菊水外観。親子2 代で通う常連客も多い地元に愛される店だ
Case Study 2
行政にはもっと“現実”に
目を向けた施策にしてもらいたい!!
菊 水
(東京都飲食業生活衛生同業組合組合員店舗)
隣合うことも楽しみの一つとなるテーブル配置も常連客が多い菊水では魅力の一つだ。この空間をあえて分煙する意味はどこに?

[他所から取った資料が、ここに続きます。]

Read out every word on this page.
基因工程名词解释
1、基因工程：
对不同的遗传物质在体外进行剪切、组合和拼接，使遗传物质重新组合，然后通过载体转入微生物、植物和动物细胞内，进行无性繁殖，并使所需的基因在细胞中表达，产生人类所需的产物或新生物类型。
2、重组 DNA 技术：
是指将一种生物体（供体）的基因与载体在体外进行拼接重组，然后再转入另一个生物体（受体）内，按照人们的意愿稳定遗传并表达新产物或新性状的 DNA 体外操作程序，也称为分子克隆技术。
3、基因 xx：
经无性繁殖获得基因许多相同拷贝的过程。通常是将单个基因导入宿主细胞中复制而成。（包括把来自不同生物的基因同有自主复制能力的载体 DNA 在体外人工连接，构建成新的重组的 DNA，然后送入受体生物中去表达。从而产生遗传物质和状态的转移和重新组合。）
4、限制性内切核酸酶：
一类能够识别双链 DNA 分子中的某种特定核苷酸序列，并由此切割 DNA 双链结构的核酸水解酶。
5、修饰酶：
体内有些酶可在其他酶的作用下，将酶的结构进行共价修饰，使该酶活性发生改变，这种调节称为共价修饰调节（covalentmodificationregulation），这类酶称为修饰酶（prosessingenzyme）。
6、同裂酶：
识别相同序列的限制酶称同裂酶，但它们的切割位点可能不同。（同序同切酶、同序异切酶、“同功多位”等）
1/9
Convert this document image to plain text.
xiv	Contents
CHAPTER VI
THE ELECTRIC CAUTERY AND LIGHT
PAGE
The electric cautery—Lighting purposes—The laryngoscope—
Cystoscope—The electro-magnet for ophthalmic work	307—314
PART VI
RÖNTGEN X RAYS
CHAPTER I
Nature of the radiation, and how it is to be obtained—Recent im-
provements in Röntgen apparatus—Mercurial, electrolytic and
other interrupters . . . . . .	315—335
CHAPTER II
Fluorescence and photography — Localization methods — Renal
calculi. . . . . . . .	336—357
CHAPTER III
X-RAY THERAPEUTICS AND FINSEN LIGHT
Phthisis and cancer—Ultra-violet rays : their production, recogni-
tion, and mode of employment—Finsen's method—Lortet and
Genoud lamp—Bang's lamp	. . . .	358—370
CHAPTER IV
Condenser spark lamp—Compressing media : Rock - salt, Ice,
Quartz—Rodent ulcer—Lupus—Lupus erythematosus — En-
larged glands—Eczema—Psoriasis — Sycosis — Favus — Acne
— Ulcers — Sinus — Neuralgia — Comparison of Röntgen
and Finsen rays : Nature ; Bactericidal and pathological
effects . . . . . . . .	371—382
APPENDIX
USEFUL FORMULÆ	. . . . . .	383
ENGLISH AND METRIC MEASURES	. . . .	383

東雲の地で65 年。「菊水」は地元の常連客に愛されてきている地域密着型の居酒屋だ。街の様子が変わり、近隣企業が変わってもお客さまがお客さまを連れてくることには変わりなく、今でもほとんどのお客さまが常連客であり、そのほとんどが喫煙者だという。店主の玉井氏に今回の都民ファーストが議案として出そうとしている受動喫煙防止条例案について聞いてみた。「今回の条例案が可決され、実施されてしまったら『困る』の一言に尽きます。私どもの店では基本、お子様連れはお断りしていますし、喫煙可能のシールも提示している。ですからたばこを吸われないお客さまはうちに来ない。皆がそれぞれのニーズに合わせた選択をしているのでトラブルもありません。この何がいけないのか? これでいいのではないでしょうか? 従業員に関しても皆、喫煙店舗であることを納得して就業していますし、休憩時間にたばこの一服で疲れを癒やすスタッフもいる。そういった従業員のリラクゼーションタイムも店舗運営を円滑にする上では必要です。このようにお客さまも従業員も店側も誰も禁煙であることを望んでいない店舗まで一方的な規制で禁煙を強制されなければいけないものでしょうか? ちなみに屋内を禁煙にして、外で吸えばいいとおっしゃる先生もいらっしゃいますが江東区は路上喫煙が禁止ですし、昨今は路上喫煙を目撃した方が警察に通報することも少なくありません。店でも吸えない、外でも吸えないではお客さまが来なくなってしまう。私は深川の料理飲食業生活衛生同業組合の組合長もしているのですが、組合に加盟されている店舗のほとんどが喫煙可能な店舗で、お客さまたちもたばこを吸われる方が多い。今回、署名を集める中で店舗関係者はもちろんですがお客さまも皆さん、前向きに協力してくださる。多くの方たちが“現場“を全く無視した形で整備が進められている条例案や東京都の姿勢に大きな不満を感じています。また廃業の危機に対する不安も大きい。実際問題、店内に喫煙室を作る余裕がなかったり、作るとしたら店内の全面改装を強いられる店舗も多く、資金負担の問題から喫煙室設置が難しい店舗も少なくありません。そういったことも含めて今まで東京都議会の方々からヒアリングがあったことも現場の視察があったこともない。そのような状況下でなぜ私たちが長年守ってきた店が“存続の危機”にさらされなければいけないのか納得がいきません。法整備をするのであれば、そして名実共に『都民ファースト』なのであればちゃんと現場を見て、話を聞いて、現実的なものにしていただきたいと考えています」。